Chapitre 7/1315%~12 min de lecture2 234 mots

Xia Chunyu ne supportait pas de voir une femme aussi négligée s'agiter devant lui. Il jeta son livre, s'avança et la tira par le col pour la remettre sur pied.

« Va te laver au puits. »

Ye Jiayao était trop épuisée pour railler cet homme et son comportement odieux. Elle se tourna donc silencieusement vers l'arrière de la petite cuisine et se dirigea vers le puits.

*Quoi ? Aussi docile ?* Xia Chunyu s'attendait à ce qu'elle explose. Après tout, elle avait osé lui lancer une chaussure en plein visage. Bien qu'elle sût se résigner à l'adversité, qu'elle sût flagorner et flatter, sa fierté, tôt ou tard, ne pourrait plus encaisser.

Xia Chunyu se sentait profondément perplexe en regagnant la pièce pour reprendre sa lecture.

Au bout d'un moment, Song Qi et Peng Wu revinrent avec quatre énormes paniers contenant deux sacs de riz et de farine. Ye Jiayao vérifia les condiments et fut ravie de constater qu'ils avaient aussi ramené un wok, des bols, une louche et une bassine — même les outils de coupe formaient un jeu complet. Ils rapportèrent également une énorme carpe, des côtes de porc, un poulet plumé, un gigot de mouton et divers légumes. De quoi nourrir une armée ! Eh bien, elle supposa que c'était dans la nature des bandits : emporter tout ce qu'ils pouvaient porter.

Bien qu'épuisée, elle avait promis de leur cuisiner le dîner ce soir et elle tiendrait parole. Ce serait le premier vrai repas qu'elle préparerait depuis son arrivée au camp. L'esprit de Ye Jiayao s'anima à l'idée de faire étalage de son talent culinaire.

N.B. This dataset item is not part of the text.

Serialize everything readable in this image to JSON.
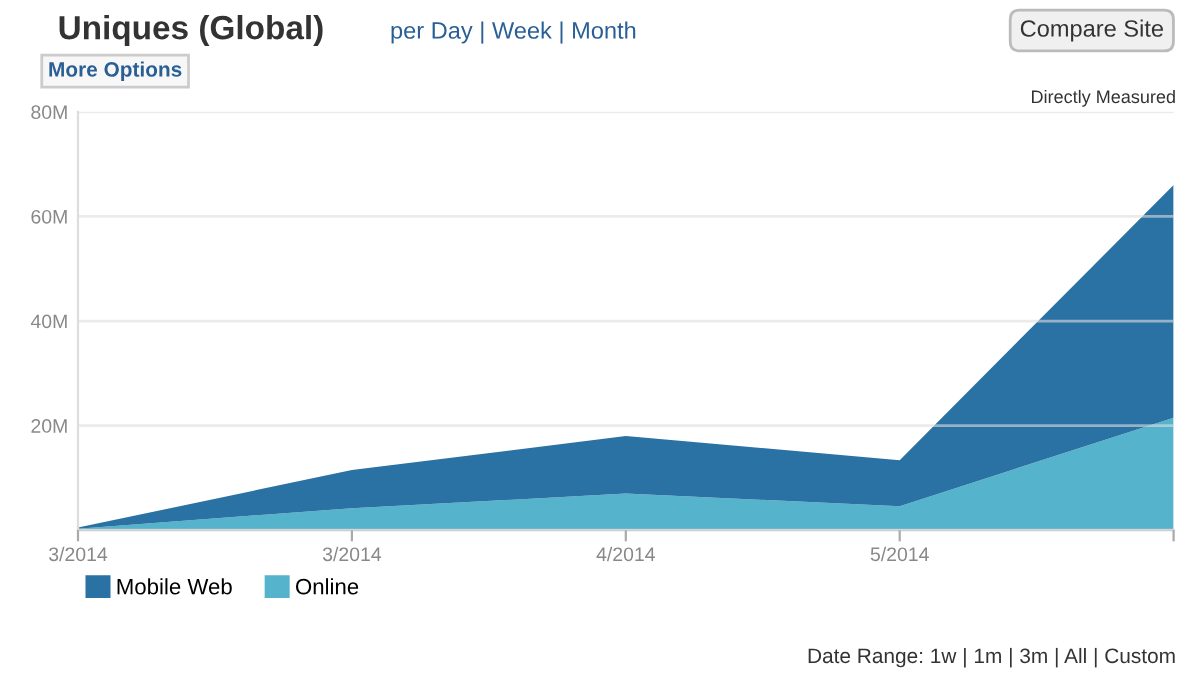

Ye Jiayao saisit la carpe et la projeta sans ménagement sur le sol. Une fois le poisson assommé, elle entreprit de l'écailler et de le vider, tout en demandant : « Song Qi, Peng Wu, vous venez d'où ? »

« Je viens de la province du Hebei », répondit Peng Wu en se mettant à allumer le feu.

Song Qi, chargé de découper les côtes, répondit : « Je viens de la préfecture de Zhenjiang. »

« Et le troisième chef ? »

Song Qi se gratta la tête. « Je ne sais pas d'où vient le troisième chef. Il n'en a jamais vraiment parlé. »

Bon. D'après son accent, il devait être de la région du Wu Yue, donc la cuisine du Huai Yang conviendrait parfaitement.

La culture culinaire de la Chine était profonde et vaste. Elle avait développé son propre système particulier de saveurs et de styles régionaux distincts après une longue évolution. Sous les dynasties Tang et Song, elle était plus ou moins catégorisée en cuisine du sud et cuisine du nord. La dynastie Qing, quant à elle, avait vu naître les quatre grandes cuisines : le Chuan, le Lu, le cantonais et le Huai Yang. Elle fut ensuite divisée plus minutieusement encore en huit grandes cuisines.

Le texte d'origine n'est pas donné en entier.